岡山湯郷ベルで宮間のチームメートでもある、福元美穂は、ワールドカップ期間中を振り返る。

「3人はお互いにライバルです。山郷さんも私も、正ゴールキーパーの海堀に何かあったら、試合に出なければいけない。なので、3人でしっかり、誰が出てもいいように、共通意識を持って臨んでいました。勝つためには相手チームのどこが脅威になっているかとか、どうやったら失点しないで守り抜けるかということを、ゴールキーパーコーチの前田(信弘)さんを交えてビデオで研究をしていました」

岡山湯郷ベル本拠地である美作市に、宮間、福元を訪ねた。彼女たちの肉声を聞き、練習の姿を見た。彼女たちからは優勝に浮かれる気分や、おごる姿勢など、みじんも感じられなかった。
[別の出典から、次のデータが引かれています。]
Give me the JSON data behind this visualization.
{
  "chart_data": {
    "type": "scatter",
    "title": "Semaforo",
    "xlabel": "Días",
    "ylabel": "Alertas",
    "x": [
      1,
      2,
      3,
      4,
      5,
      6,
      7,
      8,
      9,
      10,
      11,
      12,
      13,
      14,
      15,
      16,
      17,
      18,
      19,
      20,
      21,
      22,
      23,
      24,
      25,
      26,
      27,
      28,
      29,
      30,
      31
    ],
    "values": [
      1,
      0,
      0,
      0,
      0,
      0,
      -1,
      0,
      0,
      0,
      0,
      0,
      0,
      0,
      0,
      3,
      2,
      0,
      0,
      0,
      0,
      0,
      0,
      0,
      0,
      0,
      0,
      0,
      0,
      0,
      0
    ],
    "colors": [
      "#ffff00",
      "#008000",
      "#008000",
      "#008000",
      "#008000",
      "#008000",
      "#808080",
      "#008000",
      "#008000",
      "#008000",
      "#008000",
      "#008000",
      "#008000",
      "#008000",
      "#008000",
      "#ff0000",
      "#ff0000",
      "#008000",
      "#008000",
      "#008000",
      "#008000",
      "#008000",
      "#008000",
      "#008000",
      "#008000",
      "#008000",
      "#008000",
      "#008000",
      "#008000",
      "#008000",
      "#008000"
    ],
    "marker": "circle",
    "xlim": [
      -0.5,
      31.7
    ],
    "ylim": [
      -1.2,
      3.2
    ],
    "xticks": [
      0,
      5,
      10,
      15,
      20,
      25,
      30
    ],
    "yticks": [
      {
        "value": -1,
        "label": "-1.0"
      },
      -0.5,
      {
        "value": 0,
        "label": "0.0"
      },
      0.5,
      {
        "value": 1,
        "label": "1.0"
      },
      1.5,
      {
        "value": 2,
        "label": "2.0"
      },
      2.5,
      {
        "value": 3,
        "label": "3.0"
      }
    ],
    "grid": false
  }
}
トレーニング中に給水タイムがきた。ボトルを真っ先に取りに行き、仲間に配ったのは、所属クラブでは絶対的エースの宮間あや、その人だった。

なでしこジャパンの「あきらめない心」が、どこにあるかが少し理解できた気がした。ヒントは上田からもらった言葉である。

「なでしこの選手たちには、『自分たちが女子のサッカーの看板を背負っている』という強い気持ちがあると思います。『ここで負けたら女子サッカーの灯が消えてしまう』という危機感を持って試合に臨んでいる。その気持ちが、『あきらめちゃいけない』原動力になっているのだと考えています。

それから、もう一つ。東日本大震災の復興の力になりたい、という思いも強いモチベーションになっていました」

アメリカとの決勝の直前、宮間あやはボランチの阪口夢穂にこう話した。

「ここで優勝するのと、準優勝じゃ、ほんとに大きく違うよ。絶対優勝じゃなきゃダメだよ」

そして勝ち取った頂点。宮間は言う。

「女子サッカーの歩みが順調でないことは確かです。アテネオリンピックで一度盛り上がりましたが、すぐに消えました。北京オリンピックのあとも、少し盛り上がりがあって、また消えた。浮き沈みを繰り返していますから。

確かに今回の優勝で、すごいフィーバーになりました。ですが、今までの経験があるので『また消えるのは怖いな』という気持ちです。選手は誰一人として満足していませんし、露出が多くなったことで、危機感も大きくなりました。今度こそフィーバーを根強い人気に変えていきたいです。その意味では、ワールドカップの後に、ロンドンオリンピックの予選があることは、女子サッカーの人気を不動のものにするチャンス。だから、9月から始まる予選は、絶対に負けられません」

世紀の優勝のあと、なでしこ戦士たちのおかれた厳しい生活事情が、さまざまな媒体で紹介された。彼女たちのひたむきさは日本人の心を捉えた。観客動員、待遇改善にも追い風が吹きつつある。国民栄誉賞の授与も決定した。それでも彼女たちが身につけているものは不変だ。

「ひたむき、芯が強い、明るい、礼儀正しい」

なでしこビジョンに掲げられた“なでしこらしさ”は、いまの日本に必要なものを、すべて体現しているのだ。

※すべて雑誌掲載当時

佐々木則夫●サッカー日本女子代表(なでしこジャパン)監督
1958年生まれ。明治大学を経て、NTT関東サッカー部(現・大宮アルディージャ)でプレー。同チーム監督などを経て、2008年より現職。10年アジア大会優勝。11年女子W杯ドイツ大会優勝。

上田栄治●日本サッカー協会理事・女子委員長
1953年生まれ。青山学院大学を経てフジタ工業クラブサッカー部(現・湘南ベルマーレ)でプレー。マカオ代表監督、日本女子代表監督、湘南ベルマーレ監督などを経て、現職。

宮間あや●岡山湯郷Belle ミッドフィルダー
1985年生まれ。幕張総合高校卒。NTVベレーザ(現・日テレベレーザ)を経て、岡山湯郷Belleの発足に参加。米国女子サッカーリーグを経て、2009年、岡山湯郷Belleに復帰。03年より日本女子代表。

福元美穂●岡山湯郷Belle ゴールキーパー
1983年、鹿児島県生まれ。山川中学校、神村学園高等部を経て岡山湯郷Belleに入団し、現在に至る。2002年より日本女子代表。現在、岡山湯郷Belleでキャプテンを務める。